The existential risk is that some person or entity will gain this super persuader capability first, overthrowing the belief systems of society before any of us have the cognitive immunity to resist the message. What happens if a terrorist extremist does this first, or a radical cult?
This leap into doomsday fiction is always where I struggle with existential risk. Despite some small effect sizes, there doesn’t seem to be any key to the dark labyrinths of our minds. Humans are always trying to persuade others, and even after millennia of constant refinement via religion, politics, business and more, the library of techniques at our disposal remains breathtakingly poor and insultingly ineffective.
The harrowing pessimism of AI safety researchers on super persuasion potentially belies a simple answer: There just doesn’t exist a magical recursive algorithm that will make others do your bidding (one could ask why AI safety types are so concerned that the whole of humanity is just a flock of gullible sheep, but I will pass on that one for now).

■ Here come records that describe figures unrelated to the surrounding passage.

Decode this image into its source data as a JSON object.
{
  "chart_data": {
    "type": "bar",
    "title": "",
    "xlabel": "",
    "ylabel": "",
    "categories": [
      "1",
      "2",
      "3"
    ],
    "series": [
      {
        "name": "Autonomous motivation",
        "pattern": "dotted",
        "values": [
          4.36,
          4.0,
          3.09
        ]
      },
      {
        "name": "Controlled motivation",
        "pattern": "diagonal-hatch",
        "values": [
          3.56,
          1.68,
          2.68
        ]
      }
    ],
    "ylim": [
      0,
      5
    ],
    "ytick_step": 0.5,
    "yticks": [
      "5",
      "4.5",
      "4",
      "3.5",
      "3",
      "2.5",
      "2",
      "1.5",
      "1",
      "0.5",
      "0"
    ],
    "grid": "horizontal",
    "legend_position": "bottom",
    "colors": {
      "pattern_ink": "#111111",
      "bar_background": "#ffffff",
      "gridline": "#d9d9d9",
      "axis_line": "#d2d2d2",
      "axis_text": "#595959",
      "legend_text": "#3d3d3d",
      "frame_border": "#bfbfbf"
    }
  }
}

Assuming these capabilities evolve over a period of time with compute and model complexity, humans also have a dauntless penchant for building up their resistance to ever more persuasive techniques.
Humanity survived the advent of brainwashing, public relations, advertising, psychological experiments, social media, physical torture, and every form of media from books to radio to YouTube. There will be those who join cults or hold esoteric views — or worse — in the years ahead thanks to their chatbot. But I think we can take great solace in a simple fact: no one changes their mind. And on this subject at least, not even me.